Pada tahun 1980-an, Tina Turner mencapai popularitas yang luar biasa dengan album solonya yang berjudul “Private Dancer”. Album ini mencetak hit-hit seperti “What’s Love Got to Do with It”, “Private Dancer”, dan “We Don’t Need Another Hero”. Sukses ini mengukuhkan Tina sebagai salah satu penyanyi solo terbesar di dunia.
Energik di Panggung
Tina Turner terkenal karena penampilannya yang energik dan memukau di atas panggung. Dia dikenal dengan gerakan tarian yang ikonik dan suaranya yang kuat yang dapat memenuhi stadion besar.
Tina seperti hendak merayakan kebebasan dan kekuatan wanita dalam penampilannya, dan dia menjadi panutan bagi banyak penggemar dan musisi lainnya.
Puncak karirnya adalah pada tahun 1985 ketika dia tampil di konser amal “Live Aid” di Stadion Wembley, London. Penampilan energiknya yang memukau di hadapan ribuan penonton langsung dan jutaan pemirsa di seluruh dunia membuatnya menjadi salah satu momen paling bersejarah dalam sejarah musik.
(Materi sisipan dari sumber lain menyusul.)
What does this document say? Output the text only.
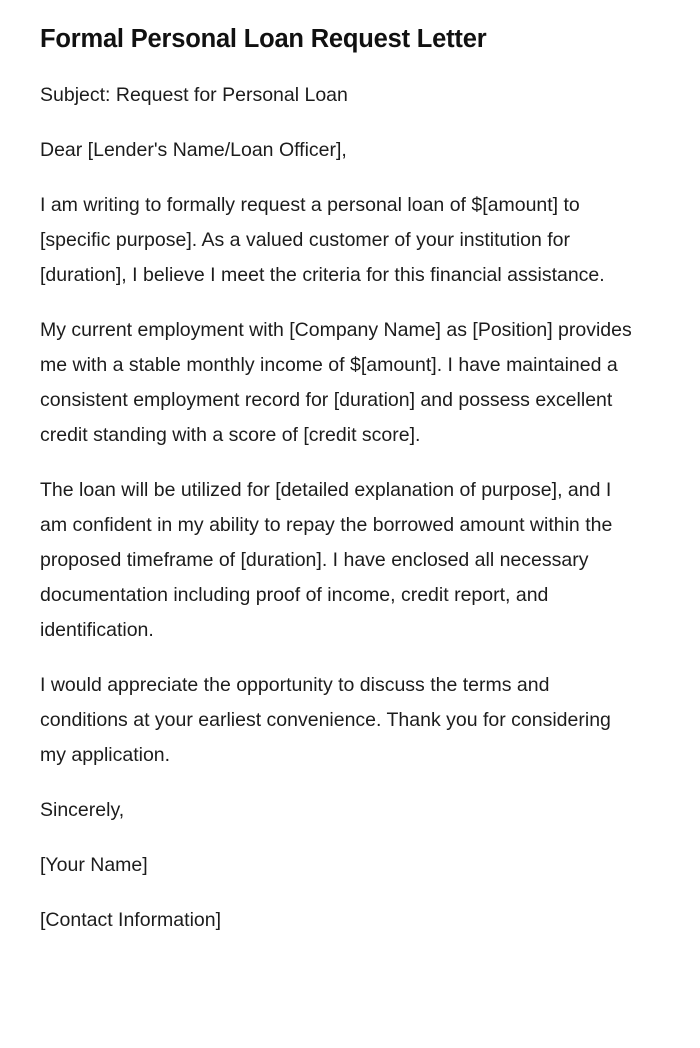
Formal Personal Loan Request Letter

Subject: Request for Personal Loan

Dear [Lender's Name/Loan Officer],

I am writing to formally request a personal loan of $[amount] to [specific purpose]. As a valued customer of your institution for [duration], I believe I meet the criteria for this financial assistance.

My current employment with [Company Name] as [Position] provides me with a stable monthly income of $[amount]. I have maintained a consistent employment record for [duration] and possess excellent credit standing with a score of [credit score].

The loan will be utilized for [detailed explanation of purpose], and I am confident in my ability to repay the borrowed amount within the proposed timeframe of [duration]. I have enclosed all necessary documentation including proof of income, credit report, and identification.

I would appreciate the opportunity to discuss the terms and conditions at your earliest convenience. Thank you for considering my application.

Sincerely,

[Your Name]

[Contact Information]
Baca juga: Ini Alasan Banyak Anak Muda Menyukai Coldplay
Setelah sukses besar dalam karir solonya, Tina Turner juga mengalami berbagai tantangan pribadi. Dia melawan kanker usus besar pada tahun 2013 dan mengumumkan pensiun dari tur musik pada tahun 2009. Namun, warisan musiknya tetap abadi dan pengaruhnya dalam dunia musik tidak dapat disangkal.
Pada tahun 2021, Tina Turner merilis autobiografinya yang berjudul “My Love Story”. Buku ini memberikan wawasan mendalam tentang kehidupannya, termasuk tantangan yang dihadapinya dan bagaimana dia mampu bangkit melalui tantangan tersebut.
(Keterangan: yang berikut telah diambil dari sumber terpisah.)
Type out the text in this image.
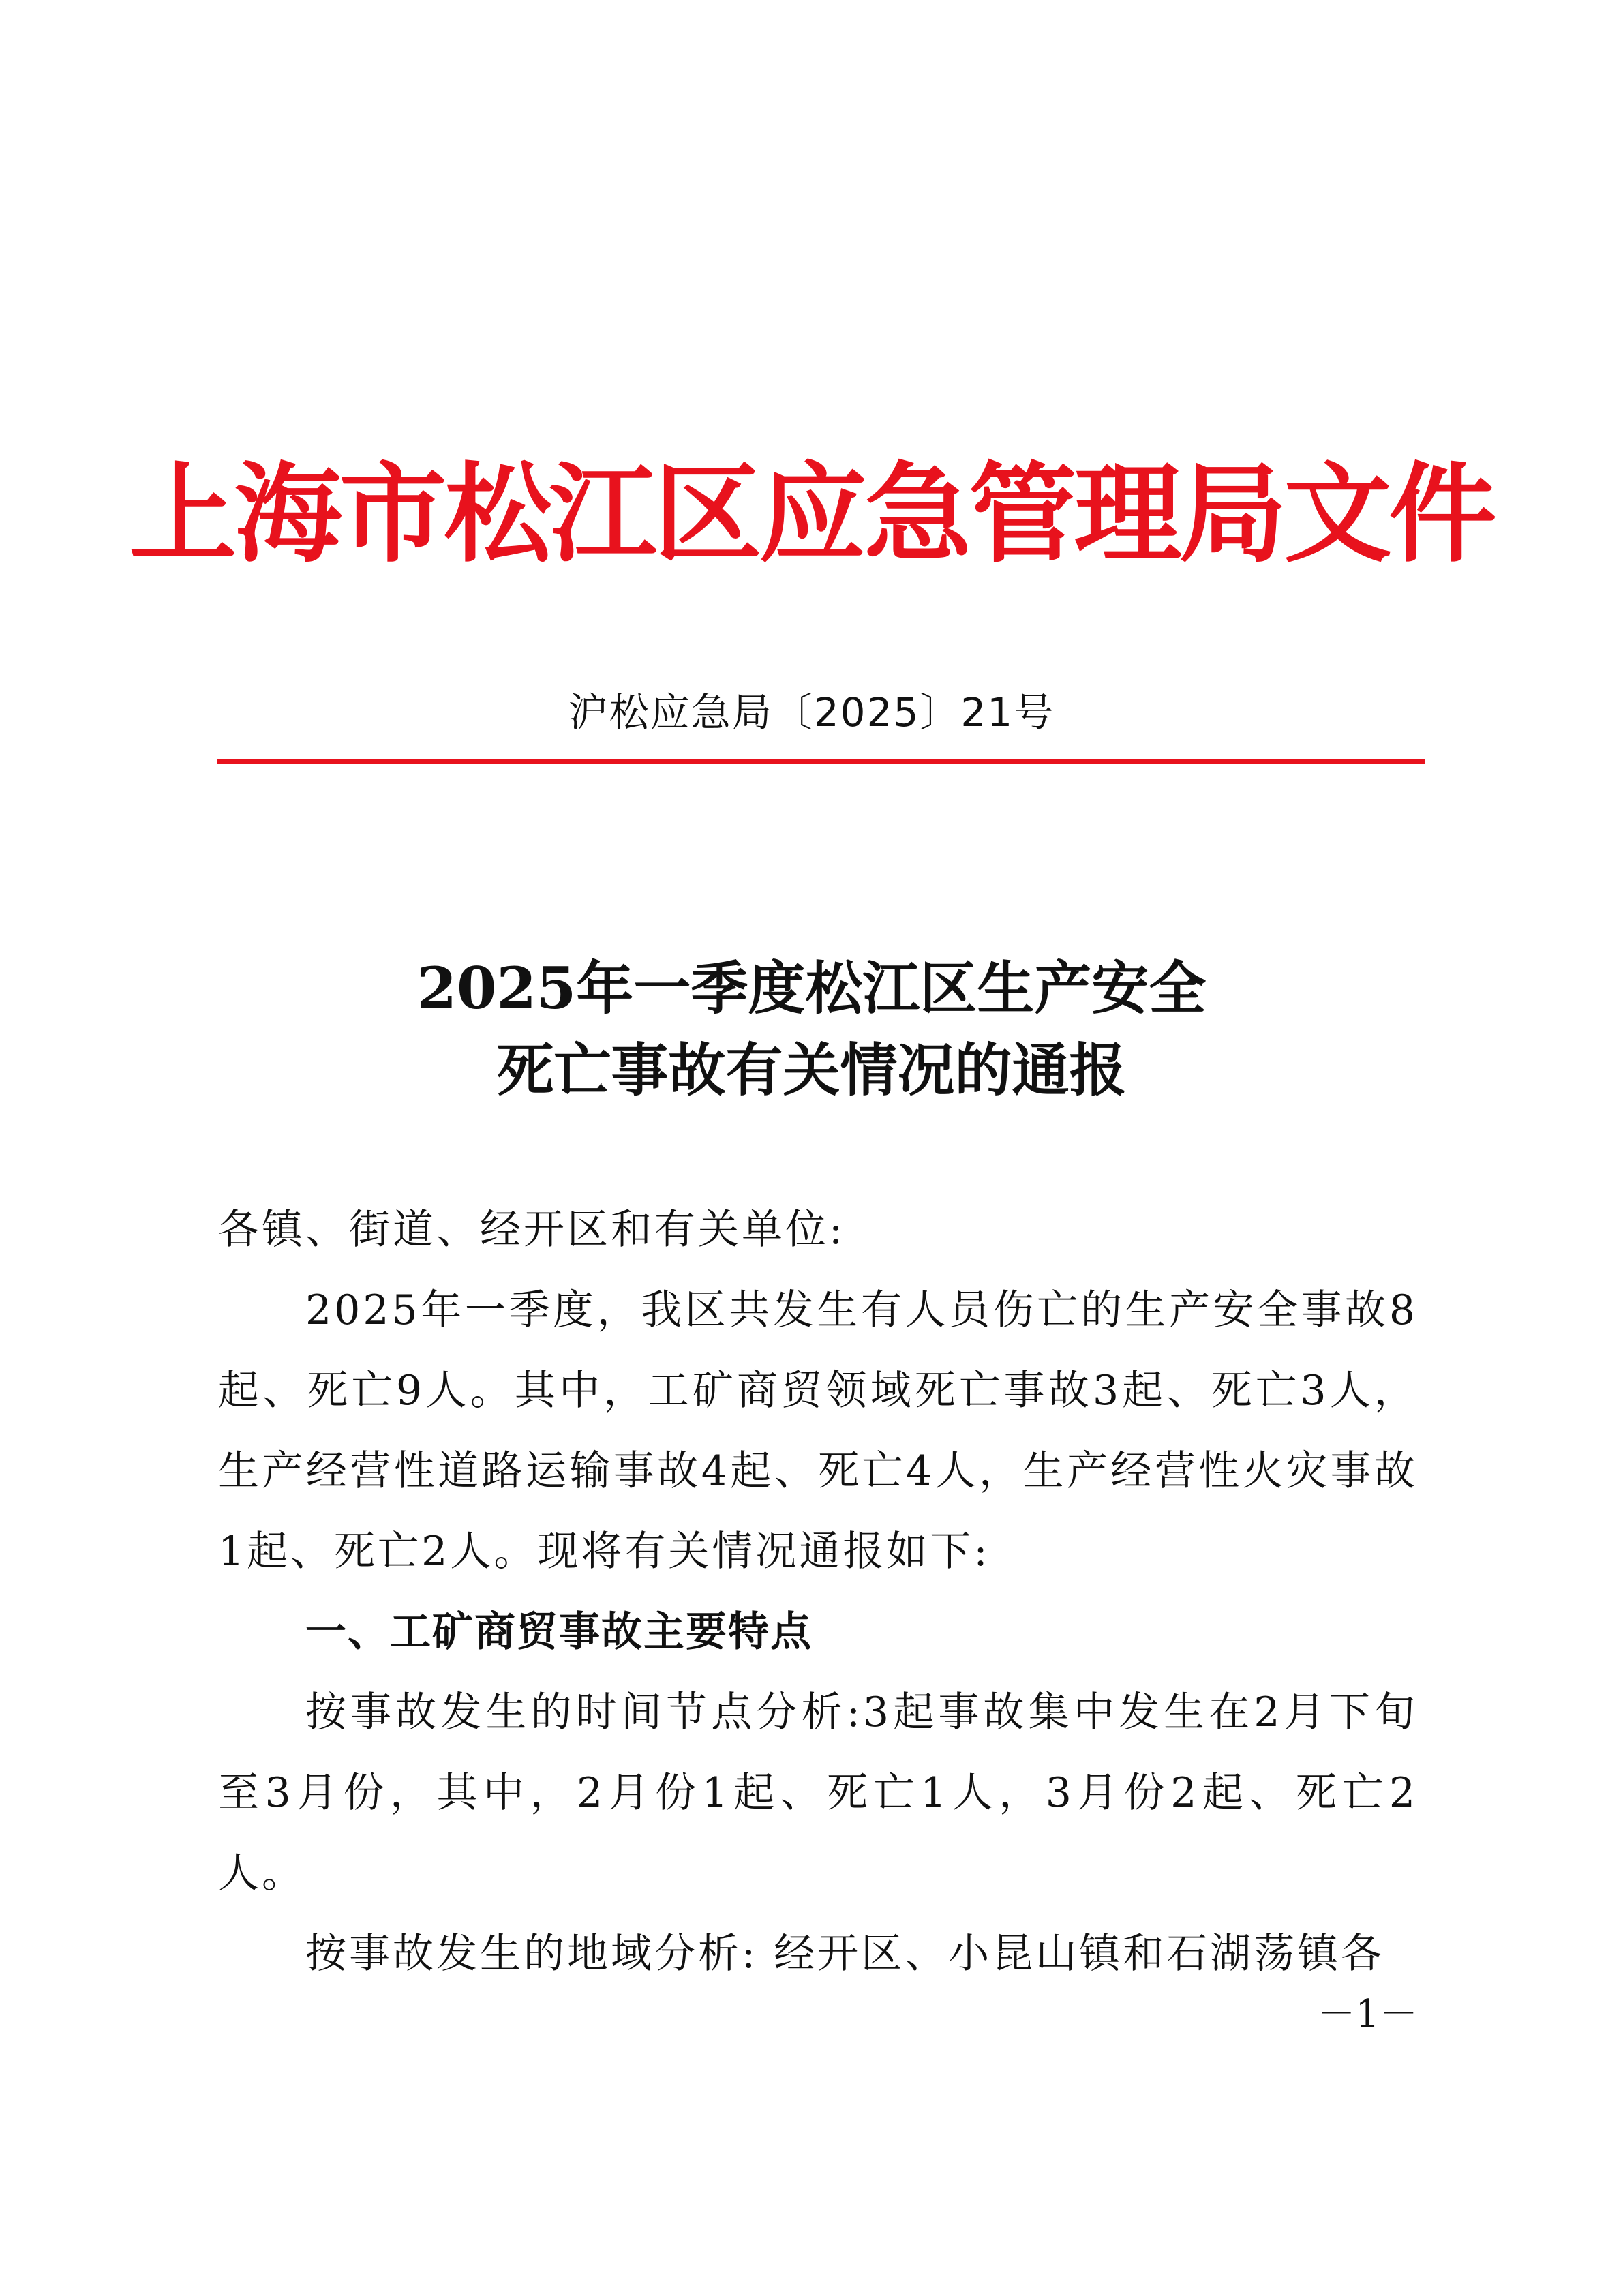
上海市松江区应急管理局文件
沪松应急局〔2025〕21号
2025年一季度松江区生产安全
死亡事故有关情况的通报

各镇、街道、经开区和有关单位:

2025年一季度，我区共发生有人员伤亡的生产安全事故8起、死亡9人。其中，工矿商贸领域死亡事故3起、死亡3人，生产经营性道路运输事故4起、死亡4人，生产经营性火灾事故1起、死亡2人。现将有关情况通报如下:

一、工矿商贸事故主要特点

按事故发生的时间节点分析:3起事故集中发生在2月下旬至3月份，其中，2月份1起、死亡1人，3月份2起、死亡2人。

按事故发生的地域分析: 经开区、小昆山镇和石湖荡镇各

－1－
Secara keseluruhan, Tina Turner adalah seorang ikon musik yang tak tergantikan. Suaranya yang kuat, bakat panggungnya yang luar biasa, dan ketekunan dalam menghadapi kesulitan telah menginspirasi jutaan orang di seluruh dunia. Dia adalah simbol kekuatan, kebebasan, dan semangat dalam dunia musik, dan gelarnya sebagai Ratu Rock and Roll tidak pernah pudar.